Wenn jemand eine Rolle spielt, in der er völlig aufgeht, mit ihr verschmilzt, erfüllen sich die Begehrlichkeiten des Publikums. Der voyeuristische Blick in die vermeintliche Seele des Helden nimmt uns gefangen, seine Authentizität. Regisseur Christian Schwochow arbeitet sich an diesem Thema in doppelter Form ab. Er setzt sich mit der Performance auf der Bühne und auch als Lebensform auseinander und präsentiert uns dabei in seiner Fiktion eine Schauspielerin, die mit voller Wucht trifft: Stine Fischer Christensen. Es raubt einem den Atem, wie sie als Fine, die unterschätzte Schauspielschülerin, alle Mitschüler auf der Schauspielschule, aber auch gleichzeitig Schwochochs Filmensemble an die Wand spielt. Schwochow hat den richtigen Hebel gefunden, alles aus ihr herauszuholen. Vielleicht auch, weil die Dänin Fischer Christensen erst für den Film Deutsch lernte und sich selbst an Isolation und Überwindung abarbeiten mußte, um eine Hauptrolle in einem deutschsprachigen Film zu spielen.

Die Chemie stimmt jedenfalls und entfaltet ihre hochexplosive Mischung, als Fine vom Kultregisseur Kaspar Friedmann, gespielt von Ulrich Noethen, für die Hauptrolle seines neuen Stückes gecastet wird. Als Camille soll sie all das verkörpern, was sie so offensichtlich nicht ausstrahlt: provozierende Sexyness, Selbstzerstörung, Mut zum Abgrund. Friedmann hat einen Riecher für die Risse in Fines Hülle. Er hat erkannt, daß dort etwas lauert. Fine beginnt, ihre Rolle zu leben, streunt nachts als Camille durch die Straßen, spricht Männer an, verliebt sich. Sie wendet sich auch erstmals gegen ihre überforderte Mutter und ihre behinderte Schwester Jule. Legt ihre permanente Rücksichtnahme ab. Sie will endlich gesehen werden. Wieviel „Echtes“ braucht es dafür?

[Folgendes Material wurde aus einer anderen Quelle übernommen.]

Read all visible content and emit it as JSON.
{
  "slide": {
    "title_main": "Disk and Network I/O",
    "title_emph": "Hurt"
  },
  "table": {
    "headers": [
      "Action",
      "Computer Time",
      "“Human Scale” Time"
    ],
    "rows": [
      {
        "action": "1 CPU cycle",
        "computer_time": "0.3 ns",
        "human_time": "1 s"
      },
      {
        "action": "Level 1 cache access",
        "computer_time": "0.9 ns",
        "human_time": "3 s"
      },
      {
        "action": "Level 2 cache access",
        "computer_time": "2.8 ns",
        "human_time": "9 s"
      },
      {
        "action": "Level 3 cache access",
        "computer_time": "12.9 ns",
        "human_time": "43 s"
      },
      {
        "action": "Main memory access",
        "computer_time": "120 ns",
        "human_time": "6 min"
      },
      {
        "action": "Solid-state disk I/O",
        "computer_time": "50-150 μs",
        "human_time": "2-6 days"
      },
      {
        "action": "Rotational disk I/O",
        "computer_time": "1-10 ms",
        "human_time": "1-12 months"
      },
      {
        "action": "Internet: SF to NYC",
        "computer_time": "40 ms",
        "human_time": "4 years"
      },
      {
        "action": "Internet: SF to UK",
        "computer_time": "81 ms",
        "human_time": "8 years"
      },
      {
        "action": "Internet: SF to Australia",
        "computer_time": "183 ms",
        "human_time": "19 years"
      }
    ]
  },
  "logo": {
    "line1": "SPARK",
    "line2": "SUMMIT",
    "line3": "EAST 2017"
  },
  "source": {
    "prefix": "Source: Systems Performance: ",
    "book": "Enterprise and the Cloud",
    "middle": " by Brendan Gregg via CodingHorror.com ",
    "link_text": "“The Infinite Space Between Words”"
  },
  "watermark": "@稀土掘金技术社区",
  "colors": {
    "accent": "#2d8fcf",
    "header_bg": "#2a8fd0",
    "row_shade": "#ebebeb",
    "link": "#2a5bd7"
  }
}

Wäre es nicht Stine Fischer Christensen, die mit blonder Perücke den Engel der Nacht mimt, tagsüber wie eine Wahnsinnige die Wände des Bühnenkäfigs einrennt und mit dem Übervater Regisseur ins Bett geht, hätte dieser Selbsterkenntnistrip vermutlich schnell ins Banale abgleiten können. So erschafft sie Camille und zusammen mit Schwochow ein Surplus an „Erkenntnis“ jenseits der klischeebesetzten Schauspielwelt – es geht um die Rolle ihres Lebens. Es geht um die Rollen. Als Schwester, Tochter, Mutter, Geliebte, Künstlerin.

D 2011, 113 min
FSK 12
Verleih: Falcom

Genre: Drama

Darsteller: Stine Fischer Christensen, Ulrich Noethen, Dagmar Manzel, Christina Drechsler, Anna Maria Mühe

Regie: Christian Schwochow

Kinostart: 09.02.12

[ Susanne Schulz ]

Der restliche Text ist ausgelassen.